Making room for new neighbors

Wendy SmithFarragut, The Farragut Insider

Years ago, I reported on Farragut Municipal Planning Commission meetings where neighborhood groups challenged plans for high density housing and assisted living. Back then, the objection was always the same: “Single-family residential only!” I understood the sentiment. I live in a quiet, single-family neighborhood myself, and I would be alarmed at the idea a different kind of development close to my house.

Over the past year, the chant I hear on social media has changed to “No new neighborhoods!” This is harder for me to understand. How can you be opposed to other people having the very thing that you enjoy?

The answer, of course, is concerns about traffic and crowded schools. These are real problems that Farragut and Knox County will need to continually address, especially when so many people are choosing to relocate to East Tennessee. (Keep reading for more information about what the town and the county are doing to tackle these problems.) But the response to these concerns can’t be to prevent growth.

The Farragut area was primarily agricultural during the early 20th century. As family farms passed to the next generation, many of the new landowners opted to sell. Most of the property was purchased by developers and turned into subdivisions. Those neighborhoods are now one of Farragut’s defining features.

Now that the town is almost built out, would it be possible for Farragut leadership to deny permits for more new homes? No, says Vice Mayor Louise Povlin.

“The town of Farragut can’t deprive landowners of economically beneficial use of their property.”

While the town can legally place a temporary moratorium on development, it can only do so to allow time to consider changes related to current land use regulation.
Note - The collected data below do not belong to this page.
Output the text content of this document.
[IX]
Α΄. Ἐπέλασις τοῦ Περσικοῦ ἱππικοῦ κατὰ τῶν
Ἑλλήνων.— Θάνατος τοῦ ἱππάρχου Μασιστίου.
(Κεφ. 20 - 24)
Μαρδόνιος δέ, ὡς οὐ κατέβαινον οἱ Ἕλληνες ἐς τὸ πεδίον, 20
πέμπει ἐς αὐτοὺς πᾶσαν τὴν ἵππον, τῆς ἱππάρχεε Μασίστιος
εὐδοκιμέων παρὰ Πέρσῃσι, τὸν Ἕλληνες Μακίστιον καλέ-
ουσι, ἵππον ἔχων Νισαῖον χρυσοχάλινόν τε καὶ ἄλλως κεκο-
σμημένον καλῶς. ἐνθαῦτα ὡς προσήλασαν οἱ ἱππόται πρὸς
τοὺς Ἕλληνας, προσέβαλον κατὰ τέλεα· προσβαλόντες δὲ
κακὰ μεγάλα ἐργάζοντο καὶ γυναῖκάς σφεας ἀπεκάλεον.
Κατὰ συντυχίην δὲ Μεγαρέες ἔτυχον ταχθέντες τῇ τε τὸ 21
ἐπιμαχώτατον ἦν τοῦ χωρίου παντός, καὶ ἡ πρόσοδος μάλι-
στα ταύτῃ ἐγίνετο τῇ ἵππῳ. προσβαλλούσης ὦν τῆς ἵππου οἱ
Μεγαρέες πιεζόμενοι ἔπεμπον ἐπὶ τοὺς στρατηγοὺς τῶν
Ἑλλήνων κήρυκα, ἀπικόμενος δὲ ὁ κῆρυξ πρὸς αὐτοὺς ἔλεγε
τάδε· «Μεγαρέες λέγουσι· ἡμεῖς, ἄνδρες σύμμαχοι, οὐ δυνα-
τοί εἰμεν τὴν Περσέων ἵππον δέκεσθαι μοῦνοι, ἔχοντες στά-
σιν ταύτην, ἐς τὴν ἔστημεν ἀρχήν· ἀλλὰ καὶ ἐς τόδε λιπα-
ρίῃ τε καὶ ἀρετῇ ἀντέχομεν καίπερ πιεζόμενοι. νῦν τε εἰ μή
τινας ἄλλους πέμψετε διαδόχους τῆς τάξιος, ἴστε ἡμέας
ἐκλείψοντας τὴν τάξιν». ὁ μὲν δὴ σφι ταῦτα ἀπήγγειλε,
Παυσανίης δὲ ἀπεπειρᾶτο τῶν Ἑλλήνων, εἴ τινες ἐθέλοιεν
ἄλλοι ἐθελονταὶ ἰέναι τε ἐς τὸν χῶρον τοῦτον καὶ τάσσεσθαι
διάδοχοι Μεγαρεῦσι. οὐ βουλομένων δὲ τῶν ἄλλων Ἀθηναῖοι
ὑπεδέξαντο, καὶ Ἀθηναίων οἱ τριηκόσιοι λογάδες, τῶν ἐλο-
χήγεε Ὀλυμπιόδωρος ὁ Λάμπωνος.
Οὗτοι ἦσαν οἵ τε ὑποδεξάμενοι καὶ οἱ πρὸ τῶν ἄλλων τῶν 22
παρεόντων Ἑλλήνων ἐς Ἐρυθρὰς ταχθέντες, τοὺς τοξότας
Given the existing residential character of Farragut and the town’s standardized roads (developers are required to bring substandard roads that access their development up to current standards), the town would have no reason to deny new subdivisions, Povlin says.

Builders will build as long as there’s demand, and there is unquestionable demand. According to a recent Farragut West Knox Chamber of Commerce housing forecast panel discussion, the housing shortage and inflated home prices aren’t going away anytime soon.

“The only thing that will change it is new construction,” said Hancen Sale, government affairs & policy director for the Knoxville Area Association of Realtors. “We won’t get back to pre-pandemic levels for a decade.”

There’s no denying the impact of new development on traffic and schools. The good news is that Farragut elected officials are working to address slowdowns on primary corridors. A town-wide traffic signal upgrade is scheduled for Farragut that would allow backups to be mitigated in real time. An upcoming traffic study will look at the addition of signals at both ends of Jamestowne Boulevard to relieve congestion at Campbell Station Road and Kingston Pike. A redesign of the lanes of Campbell Station Road at I-40/I-75 will reduce backups for westbound drivers.

Knox County is also getting ready to take a hard look at how roads are servicing growing areas. Advance Knox, a comprehensive planning process that will guide land use and transportation decisions in Knox County, kicks off in February. The project will analyze population growth projections, land availability, and infrastructure conditions. Peruse the website to find out how you can participate; it’s especially important for stakeholders who live in the Farragut area to participate.

The good news about schools is that a new elementary school is planned for southwest Knox County that will relieve overcrowding for a time.

Farragut is a great place to live, play and raise a family. We have amazing parks, connected sidewalks and trails, incredible community events and great schools, so it’s no surprise that we are attractive to new residents. We can make room.

Town of Farragut marketing and public relations coordinator Wendy Smith is your reliable Farragut insider.